The Tale of the Realities

What each of you considers the world in which you have always lived and breathed,” Master George began, “is not exactly what you may think. It is in fact much, much more. Your world, the place where you were born, is what we call Reality Prime. It is the first and greatest version of the universe with which you are familiar. However, several decades ago, a group of scientists discovered great mysteries in the field of study we affectionately call the kyoopy.”

Kyoopy! Tick thought. The Q.P.! Quantum physics.

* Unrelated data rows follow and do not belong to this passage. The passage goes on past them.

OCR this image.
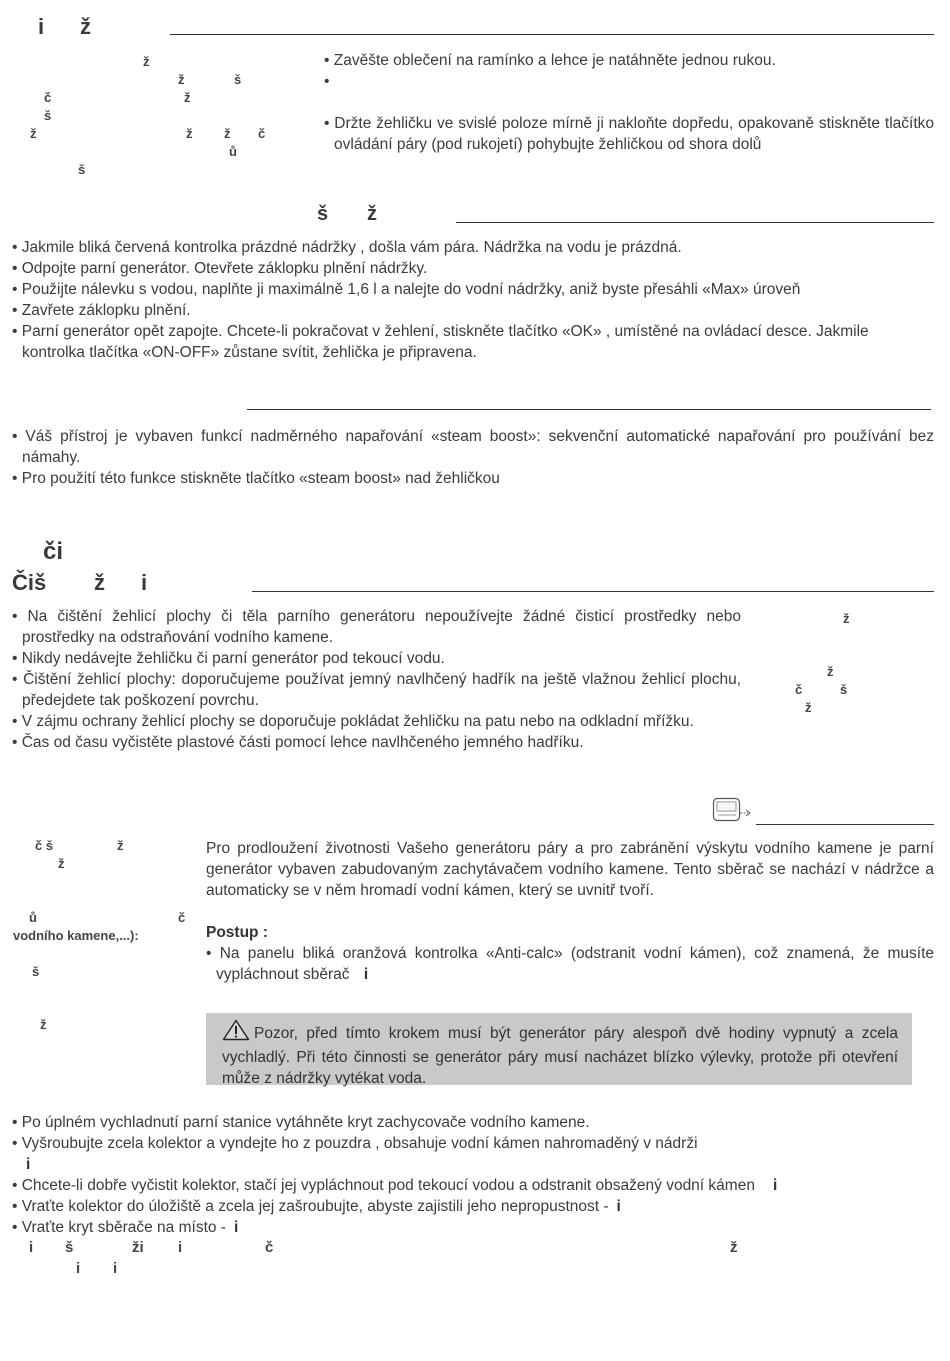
i ž
ž
ž	š
č	ž
š
ž	ž ž č
ů
š

• Zavěšte oblečení na ramínko a lehce je natáhněte jednou rukou.

•

• Držte žehličku ve svislé poloze mírně ji nakloňte dopředu, opakovaně stiskněte tlačítko ovládání páry (pod rukojetí) pohybujte žehličkou od shora dolů

š ž

• Jakmile bliká červená kontrolka prázdné nádržky , došla vám pára. Nádržka na vodu je prázdná.

• Odpojte parní generátor. Otevřete záklopku plnění nádržky.

• Použijte nálevku s vodou, naplňte ji maximálně 1,6 l a nalejte do vodní nádržky, aniž byste přesáhli «Max» úroveň

• Zavřete záklopku plnění.

• Parní generátor opět zapojte. Chcete-li pokračovat v žehlení, stiskněte tlačítko «OK» , umístěné na ovládací desce. Jakmile kontrolka tlačítka «ON-OFF» zůstane svítit, žehlička je připravena.

• Váš přístroj je vybaven funkcí nadměrného napařování «steam boost»: sekvenční automatické napařování pro používání bez námahy.

• Pro použití této funkce stiskněte tlačítko «steam boost» nad žehličkou

či
Čiš ž i

• Na čištění žehlicí plochy či těla parního generátoru nepoužívejte žádné čisticí prostředky nebo prostředky na odstraňování vodního kamene.

• Nikdy nedávejte žehličku či parní generátor pod tekoucí vodu.

• Čištění žehlicí plochy: doporučujeme používat jemný navlhčený hadřík na ještě vlažnou žehlicí plochu, předejdete tak poškození povrchu.

• V zájmu ochrany žehlicí plochy se doporučuje pokládat žehličku na patu nebo na odkladní mřížku.

• Čas od času vyčistěte plastové části pomocí lehce navlhčeného jemného hadříku.

ž
ž
č	š
ž
č š	ž
ž
ů	č
vodního kamene,...):
š
ž
Pro prodloužení životnosti Vašeho generátoru páry a pro zabránění výskytu vodního kamene je parní generátor vybaven zabudovaným zachytávačem vodního kamene. Tento sběrač se nachází v nádržce a automaticky se v něm hromadí vodní kámen, který se uvnitř tvoří.
Postup :

• Na panelu bliká oranžová kontrolka «Anti-calc» (odstranit vodní kámen), což znamená, že musíte vypláchnout sběrač i

Pozor, před tímto krokem musí být generátor páry alespoň dvě hodiny vypnutý a zcela vychladlý. Při této činnosti se generátor páry musí nacházet blízko výlevky, protože při otevření může z nádržky vytékat voda.

• Po úplném vychladnutí parní stanice vytáhněte kryt zachycovače vodního kamene.

• Vyšroubujte zcela kolektor a vyndejte ho z pouzdra , obsahuje vodní kámen nahromaděný v nádrži
i

• Chcete-li dobře vyčistit kolektor, stačí jej vypláchnout pod tekoucí vodou a odstranit obsažený vodní kámen i

• Vraťte kolektor do úložiště a zcela jej zašroubujte, abyste zajistili jeho nepropustnost - i

• Vraťte kryt sběrače na místo - i

i š	ži i	č	ž
i i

“Now,” Master George continued, “we haven’t the time or need to explore the deep scientific mumbo-jumbo, but suffice it to say the scientists discovered that alternate versions of the universe exist in harmony and congruity with the world in which we grew up. The reality we all know so well is not alone—there are other Realities. Parallel universes that have evolved and developed differently from Reality Prime because of vastly significant events that literally broke them apart from ours.”

“Master George,” Paul interrupted. “I consider myself one smart dude, but this seems crazy.”

Just let him talk, Tick thought as he took his last bite. He set the empty plate on the floor at his feet.

“Don’t worry, Mister Rogers. Give me time, and all will become as clear as my mum’s fine crystal.”

“Sounds like a bunch of lies so far,” Sato said, almost under his breath, but loud enough for everyone to hear.

Master George ignored him. “There is an energy force in the universe that binds and controls all the Realities, a greater force than any the laws of physics have ever attempted to define. This power is the lifeblood of the kyoopy, and only a handful of scientists even knows it exists. We call this power the Chi’karda, and everything we’ll be about depends on it. Everything.”

“What is it?” Tick asked, remembering that Mothball had once said the word to him.

“Rutger?” Master George asked. “What do I always say about the Chi’karda?”

Everyone turned to look at the short man, lounging on his pillows. “You always say, ‘When it comes to individual destiny, there is no power greater in the universe than the conviction of the human soul to make a choice.’” He rolled his eyes as if he didn’t want to be bothered anymore.

“Precisely,” Master George said in a loud whisper, holding up his index finger. “Choice. Conviction. Determination. Belief. That is the true power within us, and its name is Chi’karda. It is the immeasurable force that controls what most scientists of the world do not yet understand. Quantum physics.”

“So what does this . . . Chi’karda thing have to do with the alternate universes?” Sofia asked.

“It’s what creates them, my dear girl,” Master George answered. “It’s happened throughout history, when choices have been made of such magnitude they literally shake the world and split apart the fabric of space and time, creating two worlds where there used to be only one, running parallel to each other within the complex intricacies of the kyoopy. What do you think causes earthquakes?”